The Gwinnett Daily Post writes an article about Toby Wyman, the new Chief Operating Officer of the Atlanta Dream. I'm glad to see that the Gwinnett paper is writing about the Dream; the Atlanta Journal-Constitution's treatment of the Dream is either neglect (in the print edition) or abuse (in the blog sections).
Whether the Gwinett paper will cover more Dream stories remains to be seen. The author is Christine Troyke, I think you should send a comment if you were glad to read the article. It looks like some Georgia paper might end up leading the pack on Dream coverage; the sad story is that the leader in Dream coverage might not be Georgia's supposed flagship paper.
Other than that, the treatment of Wyman's career is interesting.
They ask him what the #1 goal of the Dream is, and it is not "to win games". It is this:
"I think what we want to do is, No. 1, it’s like anything else, we want to be a viable, successful franchise that is relevant in this marketplace. Which means putting people in the seats every night."
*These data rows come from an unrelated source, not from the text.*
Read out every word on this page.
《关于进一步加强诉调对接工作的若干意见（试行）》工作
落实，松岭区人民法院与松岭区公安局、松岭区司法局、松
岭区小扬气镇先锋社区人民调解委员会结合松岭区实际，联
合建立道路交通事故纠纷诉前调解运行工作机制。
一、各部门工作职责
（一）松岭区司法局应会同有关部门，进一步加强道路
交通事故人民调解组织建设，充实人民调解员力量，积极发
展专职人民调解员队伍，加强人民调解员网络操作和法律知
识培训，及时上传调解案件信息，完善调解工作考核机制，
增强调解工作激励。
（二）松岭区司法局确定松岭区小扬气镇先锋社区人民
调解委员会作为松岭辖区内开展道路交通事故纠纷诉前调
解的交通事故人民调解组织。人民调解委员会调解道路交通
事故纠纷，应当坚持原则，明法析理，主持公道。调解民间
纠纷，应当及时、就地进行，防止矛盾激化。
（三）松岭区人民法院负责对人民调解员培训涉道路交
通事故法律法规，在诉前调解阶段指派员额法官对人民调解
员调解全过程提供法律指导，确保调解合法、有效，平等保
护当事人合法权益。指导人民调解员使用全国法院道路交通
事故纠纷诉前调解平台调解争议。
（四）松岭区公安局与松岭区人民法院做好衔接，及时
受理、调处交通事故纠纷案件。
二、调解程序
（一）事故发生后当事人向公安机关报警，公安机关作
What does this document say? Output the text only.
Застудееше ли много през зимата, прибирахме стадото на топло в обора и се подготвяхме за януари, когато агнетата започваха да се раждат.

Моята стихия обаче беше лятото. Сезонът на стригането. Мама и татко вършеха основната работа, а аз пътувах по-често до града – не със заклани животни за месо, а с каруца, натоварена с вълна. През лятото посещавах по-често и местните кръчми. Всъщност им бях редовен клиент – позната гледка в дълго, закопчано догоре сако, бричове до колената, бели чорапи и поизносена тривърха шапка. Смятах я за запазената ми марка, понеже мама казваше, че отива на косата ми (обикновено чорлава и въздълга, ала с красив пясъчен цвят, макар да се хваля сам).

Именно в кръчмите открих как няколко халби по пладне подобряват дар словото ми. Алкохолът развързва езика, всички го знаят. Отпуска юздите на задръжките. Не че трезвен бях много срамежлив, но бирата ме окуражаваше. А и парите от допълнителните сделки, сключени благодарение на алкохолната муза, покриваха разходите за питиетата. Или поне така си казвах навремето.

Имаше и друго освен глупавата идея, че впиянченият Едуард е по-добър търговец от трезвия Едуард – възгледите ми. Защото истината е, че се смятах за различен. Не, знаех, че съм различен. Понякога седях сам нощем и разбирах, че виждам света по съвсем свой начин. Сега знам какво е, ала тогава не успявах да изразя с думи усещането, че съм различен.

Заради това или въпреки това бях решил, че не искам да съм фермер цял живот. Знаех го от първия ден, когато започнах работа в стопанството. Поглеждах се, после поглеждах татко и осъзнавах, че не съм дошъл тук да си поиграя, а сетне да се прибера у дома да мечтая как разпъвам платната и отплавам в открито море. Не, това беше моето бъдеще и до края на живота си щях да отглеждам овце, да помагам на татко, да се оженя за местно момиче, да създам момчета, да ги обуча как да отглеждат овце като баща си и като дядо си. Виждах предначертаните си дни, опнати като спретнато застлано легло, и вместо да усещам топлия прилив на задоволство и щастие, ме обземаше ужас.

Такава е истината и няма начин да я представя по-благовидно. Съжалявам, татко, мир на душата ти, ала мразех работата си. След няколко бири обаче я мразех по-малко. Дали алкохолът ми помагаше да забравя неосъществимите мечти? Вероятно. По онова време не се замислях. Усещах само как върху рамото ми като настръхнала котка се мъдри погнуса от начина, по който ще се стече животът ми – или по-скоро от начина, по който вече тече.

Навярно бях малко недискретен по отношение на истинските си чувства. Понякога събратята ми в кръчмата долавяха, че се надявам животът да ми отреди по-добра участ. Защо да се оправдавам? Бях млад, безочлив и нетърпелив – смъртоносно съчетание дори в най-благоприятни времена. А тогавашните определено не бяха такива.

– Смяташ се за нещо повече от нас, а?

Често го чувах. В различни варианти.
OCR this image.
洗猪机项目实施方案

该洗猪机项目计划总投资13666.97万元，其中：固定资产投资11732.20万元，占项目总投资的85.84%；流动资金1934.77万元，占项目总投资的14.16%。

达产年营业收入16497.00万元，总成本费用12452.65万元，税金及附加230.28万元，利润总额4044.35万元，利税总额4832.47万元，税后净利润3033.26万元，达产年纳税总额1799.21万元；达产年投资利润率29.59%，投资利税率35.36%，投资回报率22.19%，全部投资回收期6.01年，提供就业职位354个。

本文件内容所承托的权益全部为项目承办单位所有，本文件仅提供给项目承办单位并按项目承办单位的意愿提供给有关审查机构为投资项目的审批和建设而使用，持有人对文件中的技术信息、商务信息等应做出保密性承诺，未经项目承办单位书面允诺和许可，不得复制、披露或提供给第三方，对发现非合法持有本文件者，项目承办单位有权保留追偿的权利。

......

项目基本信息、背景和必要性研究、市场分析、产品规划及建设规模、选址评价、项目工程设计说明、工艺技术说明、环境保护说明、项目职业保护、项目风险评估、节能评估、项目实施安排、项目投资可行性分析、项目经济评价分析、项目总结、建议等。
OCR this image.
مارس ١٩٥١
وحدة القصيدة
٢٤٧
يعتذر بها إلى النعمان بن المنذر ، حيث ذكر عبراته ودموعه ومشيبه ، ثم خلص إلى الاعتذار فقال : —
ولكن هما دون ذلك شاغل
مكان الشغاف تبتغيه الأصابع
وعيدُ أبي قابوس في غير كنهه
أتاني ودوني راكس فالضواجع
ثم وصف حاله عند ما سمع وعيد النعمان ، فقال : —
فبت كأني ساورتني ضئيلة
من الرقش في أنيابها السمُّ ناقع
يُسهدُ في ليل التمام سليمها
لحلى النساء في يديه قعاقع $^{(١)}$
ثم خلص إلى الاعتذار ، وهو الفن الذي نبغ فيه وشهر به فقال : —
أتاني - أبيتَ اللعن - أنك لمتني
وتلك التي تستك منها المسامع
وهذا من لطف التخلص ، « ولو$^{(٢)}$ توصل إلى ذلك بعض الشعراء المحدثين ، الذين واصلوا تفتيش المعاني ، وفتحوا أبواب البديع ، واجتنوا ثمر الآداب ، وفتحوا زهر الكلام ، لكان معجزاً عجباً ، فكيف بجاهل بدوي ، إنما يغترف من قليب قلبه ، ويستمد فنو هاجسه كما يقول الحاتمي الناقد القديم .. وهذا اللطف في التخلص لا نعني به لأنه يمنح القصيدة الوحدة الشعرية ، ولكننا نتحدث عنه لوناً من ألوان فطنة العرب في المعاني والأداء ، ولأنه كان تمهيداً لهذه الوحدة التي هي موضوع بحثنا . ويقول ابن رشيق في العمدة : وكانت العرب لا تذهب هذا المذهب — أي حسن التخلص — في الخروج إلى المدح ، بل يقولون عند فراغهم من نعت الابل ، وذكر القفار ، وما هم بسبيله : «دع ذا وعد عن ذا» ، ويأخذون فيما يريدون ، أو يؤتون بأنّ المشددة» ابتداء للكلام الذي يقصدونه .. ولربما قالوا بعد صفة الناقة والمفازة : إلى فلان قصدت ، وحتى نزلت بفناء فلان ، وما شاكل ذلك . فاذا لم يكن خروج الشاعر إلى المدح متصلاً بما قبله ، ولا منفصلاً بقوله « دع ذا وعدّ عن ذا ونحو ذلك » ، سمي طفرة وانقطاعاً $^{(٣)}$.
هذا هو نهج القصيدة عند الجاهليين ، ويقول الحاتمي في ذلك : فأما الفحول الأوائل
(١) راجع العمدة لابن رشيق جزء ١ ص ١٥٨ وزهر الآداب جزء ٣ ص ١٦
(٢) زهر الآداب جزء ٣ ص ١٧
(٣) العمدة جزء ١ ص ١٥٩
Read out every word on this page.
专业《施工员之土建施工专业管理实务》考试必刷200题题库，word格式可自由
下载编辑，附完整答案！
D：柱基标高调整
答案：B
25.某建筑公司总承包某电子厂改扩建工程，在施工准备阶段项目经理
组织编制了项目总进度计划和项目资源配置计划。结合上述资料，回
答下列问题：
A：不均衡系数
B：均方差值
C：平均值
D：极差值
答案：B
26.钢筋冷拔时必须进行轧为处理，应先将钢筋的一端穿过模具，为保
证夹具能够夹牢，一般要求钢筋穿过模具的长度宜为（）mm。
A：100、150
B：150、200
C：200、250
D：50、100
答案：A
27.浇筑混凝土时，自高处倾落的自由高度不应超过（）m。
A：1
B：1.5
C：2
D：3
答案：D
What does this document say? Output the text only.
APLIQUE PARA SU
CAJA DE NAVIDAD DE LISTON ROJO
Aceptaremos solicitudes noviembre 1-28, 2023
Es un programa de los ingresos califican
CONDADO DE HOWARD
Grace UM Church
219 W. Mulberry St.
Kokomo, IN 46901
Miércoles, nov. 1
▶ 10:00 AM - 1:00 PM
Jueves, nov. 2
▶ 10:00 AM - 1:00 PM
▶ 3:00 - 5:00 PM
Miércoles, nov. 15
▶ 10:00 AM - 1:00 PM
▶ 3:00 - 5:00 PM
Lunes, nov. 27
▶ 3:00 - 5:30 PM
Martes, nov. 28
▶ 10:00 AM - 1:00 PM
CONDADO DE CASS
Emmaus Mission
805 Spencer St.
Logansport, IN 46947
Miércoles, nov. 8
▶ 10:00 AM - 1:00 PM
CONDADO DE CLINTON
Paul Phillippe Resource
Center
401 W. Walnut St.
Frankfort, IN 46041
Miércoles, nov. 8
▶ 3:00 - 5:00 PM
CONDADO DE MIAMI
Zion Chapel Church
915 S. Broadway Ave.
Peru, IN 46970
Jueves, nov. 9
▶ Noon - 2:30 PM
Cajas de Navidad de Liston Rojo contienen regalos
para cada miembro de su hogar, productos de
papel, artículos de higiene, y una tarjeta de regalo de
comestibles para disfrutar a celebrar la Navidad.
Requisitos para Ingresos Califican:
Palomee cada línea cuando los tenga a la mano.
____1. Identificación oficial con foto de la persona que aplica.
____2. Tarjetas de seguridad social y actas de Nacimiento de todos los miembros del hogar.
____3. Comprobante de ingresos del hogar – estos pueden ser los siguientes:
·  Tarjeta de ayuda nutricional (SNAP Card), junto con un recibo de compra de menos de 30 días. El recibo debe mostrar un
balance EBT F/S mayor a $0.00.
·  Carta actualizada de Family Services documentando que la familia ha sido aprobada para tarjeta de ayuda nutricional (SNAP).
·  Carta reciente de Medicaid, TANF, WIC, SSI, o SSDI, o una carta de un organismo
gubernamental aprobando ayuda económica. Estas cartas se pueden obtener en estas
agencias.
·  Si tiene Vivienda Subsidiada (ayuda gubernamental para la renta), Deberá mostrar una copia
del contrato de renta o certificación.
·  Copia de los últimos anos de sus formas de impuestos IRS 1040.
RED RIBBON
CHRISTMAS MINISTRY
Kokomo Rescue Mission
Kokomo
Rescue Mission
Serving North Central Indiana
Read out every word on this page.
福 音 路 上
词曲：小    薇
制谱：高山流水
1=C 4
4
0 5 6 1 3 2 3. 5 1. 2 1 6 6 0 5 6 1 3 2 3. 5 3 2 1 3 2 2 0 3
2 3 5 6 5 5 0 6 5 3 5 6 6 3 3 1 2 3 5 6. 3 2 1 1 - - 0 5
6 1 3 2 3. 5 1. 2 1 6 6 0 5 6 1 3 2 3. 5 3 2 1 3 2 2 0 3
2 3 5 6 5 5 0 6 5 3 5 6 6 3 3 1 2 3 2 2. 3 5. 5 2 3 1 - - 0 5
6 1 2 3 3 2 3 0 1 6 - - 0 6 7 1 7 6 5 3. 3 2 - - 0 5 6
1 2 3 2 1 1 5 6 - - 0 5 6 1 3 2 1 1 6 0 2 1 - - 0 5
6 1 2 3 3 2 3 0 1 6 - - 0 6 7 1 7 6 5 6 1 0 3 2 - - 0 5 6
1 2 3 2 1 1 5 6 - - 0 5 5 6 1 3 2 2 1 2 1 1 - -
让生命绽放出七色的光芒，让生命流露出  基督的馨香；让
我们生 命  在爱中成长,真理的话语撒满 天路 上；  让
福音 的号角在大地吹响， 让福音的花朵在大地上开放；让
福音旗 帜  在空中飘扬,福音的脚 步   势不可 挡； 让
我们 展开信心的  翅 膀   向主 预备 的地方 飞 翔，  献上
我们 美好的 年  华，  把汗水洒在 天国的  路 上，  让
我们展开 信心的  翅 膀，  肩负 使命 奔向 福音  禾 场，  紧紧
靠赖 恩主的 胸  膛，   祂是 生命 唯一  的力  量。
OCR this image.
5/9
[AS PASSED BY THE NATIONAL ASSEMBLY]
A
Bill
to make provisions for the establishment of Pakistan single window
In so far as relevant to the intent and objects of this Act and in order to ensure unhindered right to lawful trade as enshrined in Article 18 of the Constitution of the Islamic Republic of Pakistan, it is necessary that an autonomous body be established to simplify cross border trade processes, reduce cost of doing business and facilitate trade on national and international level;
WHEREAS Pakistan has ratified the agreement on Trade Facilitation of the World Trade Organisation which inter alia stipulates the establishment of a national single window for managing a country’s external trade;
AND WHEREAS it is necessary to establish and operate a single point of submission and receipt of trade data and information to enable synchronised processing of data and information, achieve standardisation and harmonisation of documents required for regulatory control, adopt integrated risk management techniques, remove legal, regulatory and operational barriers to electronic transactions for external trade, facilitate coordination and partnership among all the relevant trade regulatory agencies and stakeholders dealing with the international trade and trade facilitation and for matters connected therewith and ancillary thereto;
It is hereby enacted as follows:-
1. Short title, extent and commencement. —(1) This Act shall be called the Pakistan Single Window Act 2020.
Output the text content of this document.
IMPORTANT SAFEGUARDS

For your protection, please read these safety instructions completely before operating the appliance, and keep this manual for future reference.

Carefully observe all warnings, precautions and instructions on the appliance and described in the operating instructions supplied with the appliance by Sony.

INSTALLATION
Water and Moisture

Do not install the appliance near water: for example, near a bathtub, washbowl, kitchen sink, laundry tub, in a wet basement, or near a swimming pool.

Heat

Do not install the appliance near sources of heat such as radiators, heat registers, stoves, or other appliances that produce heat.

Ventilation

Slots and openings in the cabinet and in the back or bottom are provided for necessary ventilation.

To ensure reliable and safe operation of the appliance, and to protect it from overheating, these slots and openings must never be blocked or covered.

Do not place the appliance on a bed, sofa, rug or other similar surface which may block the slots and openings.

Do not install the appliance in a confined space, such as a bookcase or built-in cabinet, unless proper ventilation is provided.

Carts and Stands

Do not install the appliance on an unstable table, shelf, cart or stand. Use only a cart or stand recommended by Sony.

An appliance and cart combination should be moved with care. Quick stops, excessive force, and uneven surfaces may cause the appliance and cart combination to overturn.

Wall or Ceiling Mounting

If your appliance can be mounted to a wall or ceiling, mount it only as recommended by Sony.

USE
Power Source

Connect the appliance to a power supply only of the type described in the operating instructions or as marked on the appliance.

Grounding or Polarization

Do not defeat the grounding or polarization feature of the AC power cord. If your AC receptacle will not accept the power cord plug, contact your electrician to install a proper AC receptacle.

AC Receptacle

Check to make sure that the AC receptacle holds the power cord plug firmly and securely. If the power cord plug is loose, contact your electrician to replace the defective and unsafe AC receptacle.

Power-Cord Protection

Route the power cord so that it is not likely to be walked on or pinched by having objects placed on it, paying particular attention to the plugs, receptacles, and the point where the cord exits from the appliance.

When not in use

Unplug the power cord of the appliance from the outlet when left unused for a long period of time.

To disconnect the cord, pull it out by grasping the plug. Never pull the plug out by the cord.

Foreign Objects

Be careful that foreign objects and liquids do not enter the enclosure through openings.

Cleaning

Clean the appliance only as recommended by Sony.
I like the phrase "to be relevant". The Number One goal of any franchise is survival, and in order to survive you have to be relevant enough to get the turnstiles turning. You have to be on the map in the local scene, and this is very difficult in the college-football crazy South.
Over the off-season, I've watched Kathy Betty try to sell the team seemingly to one person at a time - appearing pretty much anywhere she can get the word out. You have to admire the effort, but at times I feel a little embarrassed. In my mind's eye, I see Betty appearing in front of sparse crowds anywhere she can hang her shingle, trying to convince potential fans and trying to drum up interest. Can you build a fan base that way? Yes...but is that method the best use of your time and money?
Wyman speaks about what I call the pro paradigm. It's the belief that the WNBA must promote itself like any dull NBA game. Troyke asks Wyman if a better model for the WNBA wouldn't be something like Triple-A baseball:
"But, yes, absolutely, from an accessibility standpoint, from and entertainment standpoint, one of our goals is we need to broaden ourselves out a bit. Certainly we’re a women’s product, but at the end of the day we just want to be perceived as good, sports, family entertainment.
That means we’re also committed to winning on the court. We want to win championships. But certainly we want people to feel like it’s a great entertainment product and, just like anything else, enjoy themselves and keep coming back."
Troyke then addresses the canard advocated by some that summer basketball is a bad idea because people would rather be outdoors. She writes, "People think of summer being meant for outdoors, but frankly, it’s too dang hot here most of the time — I’d like to be in an air-conditioned arena, you know?" I have to concur there - that argument might play out in Chicago or Seattle, but it's too damn hot in the South during the summer.
An illuminating question Troyke asks is whether or not the Dream should just tank in 2010 to pick up Maya Moore.
CT: "So you’re not going to try to lose all your games so you can draft Maya (Moore) in a year?"
TW: "No (smiling). Being from Boston, Red Auerbach drafted Larry Bird a year early. They closed that loophole and that was my first question to our GM, has the WNBA closed that same loophole?"
I suspect that Wyman might know what he's doing on the business end. Whether he'll have input on the pro acquisition end remains to be seen - it appears that Marynell Meadors will continue to wear the dual hats of GM and coach.
However, the more I look at Wyman the more I like what I see.